Maybe that’s overly optimistic for this site, and the entire internet in general, really, but realistically, I don’t think anyone came here expecting anything more than they got. Trolling, memes, gifs, references, and lols are always a little entertaining, too. (At most, I’m mildly disappointed that no one commented on the absolute horseshit wordplay and haiku I forced into my reply to Rambo. I really tried to beat that one to death.) If people aren’t interested beyond entertainment value, that’s the way she goes
. A little fun, and then the “in-depth” thread sinks to the bottom of the boards. Sometimes its best to just sit back, relax, and enjoy things for what they are.

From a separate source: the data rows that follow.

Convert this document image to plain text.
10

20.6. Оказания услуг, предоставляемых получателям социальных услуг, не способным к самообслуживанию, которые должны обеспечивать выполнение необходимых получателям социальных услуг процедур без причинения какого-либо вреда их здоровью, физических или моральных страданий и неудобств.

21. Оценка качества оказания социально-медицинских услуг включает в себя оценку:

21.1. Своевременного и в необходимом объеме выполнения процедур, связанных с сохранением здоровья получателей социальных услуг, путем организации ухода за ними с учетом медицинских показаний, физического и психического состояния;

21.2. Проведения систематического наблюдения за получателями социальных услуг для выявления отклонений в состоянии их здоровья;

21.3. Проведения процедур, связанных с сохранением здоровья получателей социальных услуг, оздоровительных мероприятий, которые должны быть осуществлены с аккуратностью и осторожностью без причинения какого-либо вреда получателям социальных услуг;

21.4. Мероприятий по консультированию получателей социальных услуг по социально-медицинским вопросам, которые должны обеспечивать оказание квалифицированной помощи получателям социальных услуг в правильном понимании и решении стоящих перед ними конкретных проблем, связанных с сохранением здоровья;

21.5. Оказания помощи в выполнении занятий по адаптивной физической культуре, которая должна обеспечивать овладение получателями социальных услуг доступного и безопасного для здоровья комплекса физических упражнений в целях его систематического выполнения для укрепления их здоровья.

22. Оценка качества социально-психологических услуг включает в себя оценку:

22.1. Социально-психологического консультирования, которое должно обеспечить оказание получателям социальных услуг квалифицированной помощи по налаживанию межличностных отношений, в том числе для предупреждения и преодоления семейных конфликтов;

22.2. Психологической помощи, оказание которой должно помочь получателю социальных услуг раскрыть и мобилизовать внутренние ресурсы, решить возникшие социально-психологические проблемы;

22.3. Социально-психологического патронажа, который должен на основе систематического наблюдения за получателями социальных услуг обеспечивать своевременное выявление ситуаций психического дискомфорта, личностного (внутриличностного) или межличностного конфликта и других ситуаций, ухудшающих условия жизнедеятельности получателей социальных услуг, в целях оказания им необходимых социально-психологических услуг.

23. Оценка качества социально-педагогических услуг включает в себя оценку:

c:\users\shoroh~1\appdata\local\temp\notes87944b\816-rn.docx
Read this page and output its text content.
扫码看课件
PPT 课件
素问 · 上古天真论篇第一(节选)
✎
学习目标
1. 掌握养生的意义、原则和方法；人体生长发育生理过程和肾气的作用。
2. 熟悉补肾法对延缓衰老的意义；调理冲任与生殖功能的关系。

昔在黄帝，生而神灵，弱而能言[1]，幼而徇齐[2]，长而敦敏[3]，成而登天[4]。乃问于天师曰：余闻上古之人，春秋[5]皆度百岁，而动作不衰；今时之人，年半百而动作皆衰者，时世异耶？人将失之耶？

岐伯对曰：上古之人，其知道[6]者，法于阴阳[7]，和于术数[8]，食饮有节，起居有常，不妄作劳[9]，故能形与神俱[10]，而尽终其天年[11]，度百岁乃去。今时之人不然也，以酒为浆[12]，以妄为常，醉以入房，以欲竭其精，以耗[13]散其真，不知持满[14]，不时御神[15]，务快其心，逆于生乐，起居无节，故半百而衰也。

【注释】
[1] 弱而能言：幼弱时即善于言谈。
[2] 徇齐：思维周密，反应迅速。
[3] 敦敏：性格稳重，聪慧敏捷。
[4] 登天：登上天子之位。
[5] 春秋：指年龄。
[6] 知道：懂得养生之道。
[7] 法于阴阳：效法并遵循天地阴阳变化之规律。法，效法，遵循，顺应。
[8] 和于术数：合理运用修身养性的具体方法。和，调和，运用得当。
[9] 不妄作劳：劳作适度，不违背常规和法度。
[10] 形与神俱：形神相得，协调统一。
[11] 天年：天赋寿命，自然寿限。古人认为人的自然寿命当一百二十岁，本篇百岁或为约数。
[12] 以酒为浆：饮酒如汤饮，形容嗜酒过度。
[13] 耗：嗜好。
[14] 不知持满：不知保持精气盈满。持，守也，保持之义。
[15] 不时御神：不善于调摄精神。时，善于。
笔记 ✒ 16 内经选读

The second post is admittedly entirely too long. (So is this one.) I thought it best to start the thread by contributing something rather than asking questions or trying to coax members into a discussion and placing the impetus on the collective shoulders of the members - which would absolutely make for better discussion if successful. But considering all the different interests and how quickly discussion tends to diverge around here, that option seemed like as much of a non-starter as the massive essay post. I also thought the length might slow things down, and if there’s more to be read and thought about before replying, it acts as a sort of barrier to entry, which might compensate for being a bit of a turn-off to some people. (Clearly it was too much, but I also got tired of getting logged out whenever I tried to edit / format it into 3 separate parts and make it more readable on this site.) And I needed something to justify starting a thread devoted to this, otherwise discussion would stay at about the same level as it is in the gallery / artist / art comments threads. (If it had been cut into chunks, the first parts would’ve belonged in the Rory Kurtz thread, and the last part wouldn’t have really fit in anywhere.) It’s pretty honest about what it is:
Wintermute wrote:Rory Kurtz and Composition: A Boring Personal Review
- even this TLDR is messy and overly long, but I hope this was at least somewhat amusing, and maybe even encourages other people to dive into more in-depth art discussion; it can’t possibly be worse than this, right?
Not sure I have to say it at this point, but brevity’s not my thing, duderinos. Sorry for another long post, just trying to be thorough in my replies. I’ll consider having the mods clean things up or reboot this, but it seems that there’s more interest in chirping, and I’m of the opinion that the thread can take its natural course. So I’m probably back to lurking for the time being.